- Genre: Investigative drama
- Written by: Suman
- Directed by: Vamsy
- Starring: Kaveri
- Opening theme: "Sneha... Sneha... Sneha..."
- Country of origin: India
- Original language: Telugu
- No. of episodes: approx. 200

Production
- Producer: Ramoji Rao
- Running time: 18–24 minutes
- Production company: Usha Kiran Movies

Original release
- Network: ETV
- Release: 29 August 1995

= Sneha (TV series) =

Telugu television serial

Sneha is an Indian Telugu-language television series that premiered on ETV on 29 August 1995. Directed by Vamsy and written by Suman, the series was produced by Ramoji Rao under the Usha Kiran Movies banner. Starring Kaveri in the title role, the show is an investigative drama featuring a strong and intelligent female protagonist.

One of the first programs to air on ETV after its launch, Sneha originally broadcast on Tuesdays at 8:00 PM before moving to different time slots. The series consisted of approximately 200 episodes, with the initial 120 focusing on standalone investigative stories. The final 80 episodes shifted to mystery-based themes under the Atma Kathalu story arc, which aired concurrently with the popular series Marmadesam on Gemini TV.

== Premise ==
The story follows Sneha, an independent and resourceful woman who navigates the complexities of balancing professional responsibilities with family challenges. Her struggles and problem-solving abilities highlight her determination and resilience, making her a symbol of empowerment in her neighbourhood.

== Production ==
Sneha was produced by Ramoji Rao under the Usha Kiran Movies banner, with the script penned by his son, Suman. Renowned filmmaker Vamsy initially directed the series, but after his departure, other directors took over the project. The series was among the first to air on ETV following the channel's launch in August 1995.

== Themes ==
The serial highlighted societal issues such as the importance of financial prudence, humanity, and gender equality. Its focus on a strong, intelligent female protagonist was considered pioneering in Telugu television and contributed to discussions about women's empowerment in popular media.

== Music ==
The title song, "Sneha... Sneha... Sneha... Chikku Mudulenno Chakkaga Vippe Okanoka Vanitha," written by Suman, gained popularity among viewers for its composition.

== Release ==
Sneha premiered on 29 August 1995 and aired approximately 200 episodes. Initially broadcast on Tuesdays at 8:00 PM, its time slot was later shifted to Tuesdays at 8:30 PM, and eventually to Mondays at 8:30 PM.

The first 120 episodes explored diverse topics such as palm-leaf manuscripts, gotras of prominent individuals, felicitation ceremonies, ghostwriters, beauty parlours, and fraudulent film producers.
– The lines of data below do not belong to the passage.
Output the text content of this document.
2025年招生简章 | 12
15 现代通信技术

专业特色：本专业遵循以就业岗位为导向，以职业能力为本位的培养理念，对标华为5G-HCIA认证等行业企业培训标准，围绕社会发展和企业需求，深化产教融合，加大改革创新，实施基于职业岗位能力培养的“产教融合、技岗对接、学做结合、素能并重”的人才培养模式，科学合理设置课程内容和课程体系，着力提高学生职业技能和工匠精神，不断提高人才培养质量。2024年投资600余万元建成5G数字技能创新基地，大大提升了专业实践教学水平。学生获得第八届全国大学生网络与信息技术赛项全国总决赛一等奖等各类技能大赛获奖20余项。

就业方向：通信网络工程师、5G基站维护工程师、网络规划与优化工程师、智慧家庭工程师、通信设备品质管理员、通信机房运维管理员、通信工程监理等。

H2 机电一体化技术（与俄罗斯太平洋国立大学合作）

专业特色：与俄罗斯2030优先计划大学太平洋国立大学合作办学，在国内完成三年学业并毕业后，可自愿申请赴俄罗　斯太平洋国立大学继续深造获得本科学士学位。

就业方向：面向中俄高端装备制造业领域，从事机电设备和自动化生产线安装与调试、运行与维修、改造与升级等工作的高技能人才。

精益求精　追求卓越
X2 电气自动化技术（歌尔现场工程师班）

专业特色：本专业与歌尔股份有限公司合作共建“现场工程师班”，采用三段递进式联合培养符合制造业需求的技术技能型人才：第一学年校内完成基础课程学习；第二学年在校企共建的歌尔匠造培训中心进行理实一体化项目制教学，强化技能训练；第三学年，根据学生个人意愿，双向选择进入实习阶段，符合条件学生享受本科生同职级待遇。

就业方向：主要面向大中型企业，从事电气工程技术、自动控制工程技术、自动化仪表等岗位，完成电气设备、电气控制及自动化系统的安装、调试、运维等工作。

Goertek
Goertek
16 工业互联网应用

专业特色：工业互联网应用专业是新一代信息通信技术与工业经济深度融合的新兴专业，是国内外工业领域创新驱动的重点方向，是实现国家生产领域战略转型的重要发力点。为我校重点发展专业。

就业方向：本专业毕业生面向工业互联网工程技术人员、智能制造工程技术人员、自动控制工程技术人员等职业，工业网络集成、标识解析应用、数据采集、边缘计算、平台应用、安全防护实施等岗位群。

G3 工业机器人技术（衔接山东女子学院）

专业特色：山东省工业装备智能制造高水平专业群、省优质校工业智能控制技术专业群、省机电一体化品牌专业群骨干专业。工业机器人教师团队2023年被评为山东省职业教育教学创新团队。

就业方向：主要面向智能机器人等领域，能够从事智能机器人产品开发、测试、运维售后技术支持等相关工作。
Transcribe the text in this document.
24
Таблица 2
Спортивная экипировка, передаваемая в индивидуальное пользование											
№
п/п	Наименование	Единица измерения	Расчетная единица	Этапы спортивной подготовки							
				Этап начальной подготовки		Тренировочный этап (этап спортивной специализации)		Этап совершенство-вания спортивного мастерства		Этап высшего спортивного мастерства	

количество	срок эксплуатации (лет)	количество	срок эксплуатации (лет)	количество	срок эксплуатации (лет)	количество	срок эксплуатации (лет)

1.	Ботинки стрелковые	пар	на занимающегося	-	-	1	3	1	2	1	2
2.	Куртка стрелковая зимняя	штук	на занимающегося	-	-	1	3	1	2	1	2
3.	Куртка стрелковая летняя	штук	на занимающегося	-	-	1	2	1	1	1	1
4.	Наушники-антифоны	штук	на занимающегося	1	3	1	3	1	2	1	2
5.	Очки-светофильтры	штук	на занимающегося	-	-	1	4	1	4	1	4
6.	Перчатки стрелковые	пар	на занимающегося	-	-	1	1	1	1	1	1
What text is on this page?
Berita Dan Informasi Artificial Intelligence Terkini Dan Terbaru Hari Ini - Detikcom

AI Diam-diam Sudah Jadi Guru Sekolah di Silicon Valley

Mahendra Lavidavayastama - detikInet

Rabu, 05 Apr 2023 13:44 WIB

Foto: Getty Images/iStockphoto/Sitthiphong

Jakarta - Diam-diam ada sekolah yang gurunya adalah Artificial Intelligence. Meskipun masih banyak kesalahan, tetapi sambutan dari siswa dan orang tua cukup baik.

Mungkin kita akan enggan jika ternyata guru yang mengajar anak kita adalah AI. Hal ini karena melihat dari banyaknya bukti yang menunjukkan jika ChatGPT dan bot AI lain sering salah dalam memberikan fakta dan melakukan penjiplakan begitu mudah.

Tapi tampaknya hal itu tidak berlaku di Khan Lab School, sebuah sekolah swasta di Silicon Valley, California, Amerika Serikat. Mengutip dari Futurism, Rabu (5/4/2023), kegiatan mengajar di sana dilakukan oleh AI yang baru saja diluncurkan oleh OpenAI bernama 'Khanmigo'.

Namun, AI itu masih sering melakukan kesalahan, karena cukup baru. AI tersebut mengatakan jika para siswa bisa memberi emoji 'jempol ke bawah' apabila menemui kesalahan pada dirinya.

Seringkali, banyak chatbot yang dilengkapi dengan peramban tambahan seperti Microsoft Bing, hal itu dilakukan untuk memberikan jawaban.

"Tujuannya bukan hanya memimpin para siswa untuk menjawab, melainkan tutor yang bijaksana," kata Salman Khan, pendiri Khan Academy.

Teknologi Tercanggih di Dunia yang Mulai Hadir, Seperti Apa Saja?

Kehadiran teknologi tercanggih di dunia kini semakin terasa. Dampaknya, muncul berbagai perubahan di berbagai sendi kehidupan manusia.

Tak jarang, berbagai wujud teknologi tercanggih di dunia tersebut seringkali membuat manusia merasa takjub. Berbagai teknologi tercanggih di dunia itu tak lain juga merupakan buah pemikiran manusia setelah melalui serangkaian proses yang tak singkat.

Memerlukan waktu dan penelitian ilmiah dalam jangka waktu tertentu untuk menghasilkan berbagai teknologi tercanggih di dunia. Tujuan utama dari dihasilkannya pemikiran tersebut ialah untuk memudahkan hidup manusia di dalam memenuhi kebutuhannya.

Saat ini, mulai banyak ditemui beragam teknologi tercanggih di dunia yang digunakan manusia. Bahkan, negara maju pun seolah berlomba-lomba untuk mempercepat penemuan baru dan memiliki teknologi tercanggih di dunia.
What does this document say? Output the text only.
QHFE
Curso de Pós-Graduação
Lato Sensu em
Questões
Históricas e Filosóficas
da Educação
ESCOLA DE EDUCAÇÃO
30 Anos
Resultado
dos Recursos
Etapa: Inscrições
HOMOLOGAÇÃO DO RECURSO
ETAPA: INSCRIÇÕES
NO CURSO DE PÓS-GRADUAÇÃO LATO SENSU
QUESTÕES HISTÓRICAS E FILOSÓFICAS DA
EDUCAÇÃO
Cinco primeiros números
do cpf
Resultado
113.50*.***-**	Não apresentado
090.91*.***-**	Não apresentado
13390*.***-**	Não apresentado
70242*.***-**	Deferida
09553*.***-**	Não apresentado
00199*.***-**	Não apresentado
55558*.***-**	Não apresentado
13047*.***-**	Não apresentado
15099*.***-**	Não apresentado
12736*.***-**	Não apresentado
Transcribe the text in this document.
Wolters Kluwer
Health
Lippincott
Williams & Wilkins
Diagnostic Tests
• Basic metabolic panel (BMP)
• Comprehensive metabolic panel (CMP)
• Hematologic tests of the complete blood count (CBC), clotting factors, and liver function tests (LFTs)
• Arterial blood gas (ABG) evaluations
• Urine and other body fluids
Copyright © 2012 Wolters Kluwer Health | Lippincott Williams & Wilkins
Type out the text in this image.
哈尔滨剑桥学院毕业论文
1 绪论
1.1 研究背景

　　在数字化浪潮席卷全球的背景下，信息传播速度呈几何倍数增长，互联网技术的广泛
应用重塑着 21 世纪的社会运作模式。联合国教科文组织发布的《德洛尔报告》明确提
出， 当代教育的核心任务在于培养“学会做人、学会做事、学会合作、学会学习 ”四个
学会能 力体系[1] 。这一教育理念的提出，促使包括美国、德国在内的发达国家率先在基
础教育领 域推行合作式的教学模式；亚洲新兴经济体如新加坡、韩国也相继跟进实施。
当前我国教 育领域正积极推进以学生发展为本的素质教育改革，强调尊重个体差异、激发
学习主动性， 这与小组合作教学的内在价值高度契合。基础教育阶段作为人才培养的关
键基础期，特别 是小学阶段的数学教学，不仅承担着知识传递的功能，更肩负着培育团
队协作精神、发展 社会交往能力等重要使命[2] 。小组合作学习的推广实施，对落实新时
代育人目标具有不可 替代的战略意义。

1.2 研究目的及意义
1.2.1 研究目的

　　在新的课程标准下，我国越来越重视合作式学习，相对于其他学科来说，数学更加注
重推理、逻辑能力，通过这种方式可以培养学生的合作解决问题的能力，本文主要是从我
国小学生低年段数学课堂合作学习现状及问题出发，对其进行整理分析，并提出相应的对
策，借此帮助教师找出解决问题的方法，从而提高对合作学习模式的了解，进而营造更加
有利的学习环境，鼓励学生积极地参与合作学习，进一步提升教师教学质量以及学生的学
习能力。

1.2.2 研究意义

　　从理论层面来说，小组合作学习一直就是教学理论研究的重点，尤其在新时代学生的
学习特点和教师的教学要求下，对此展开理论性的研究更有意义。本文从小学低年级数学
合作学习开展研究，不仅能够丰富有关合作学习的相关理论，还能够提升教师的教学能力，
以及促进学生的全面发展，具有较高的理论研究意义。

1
The final 80 episodes centered on the Atma Kathalu story arc, which competed with the popular series Marmadesam, airing concurrently on Gemini TV.

== Reception ==
Sneha received praise for its engaging narrative and innovative storytelling. Kaveri's performance as the lead character was particularly well-received. The serial is remembered for its emphasis on equality and women's empowerment, securing its place as a significant show in early Telugu television history.

The stories featured in the series were later compiled and published in book format, reflecting the show's popularity.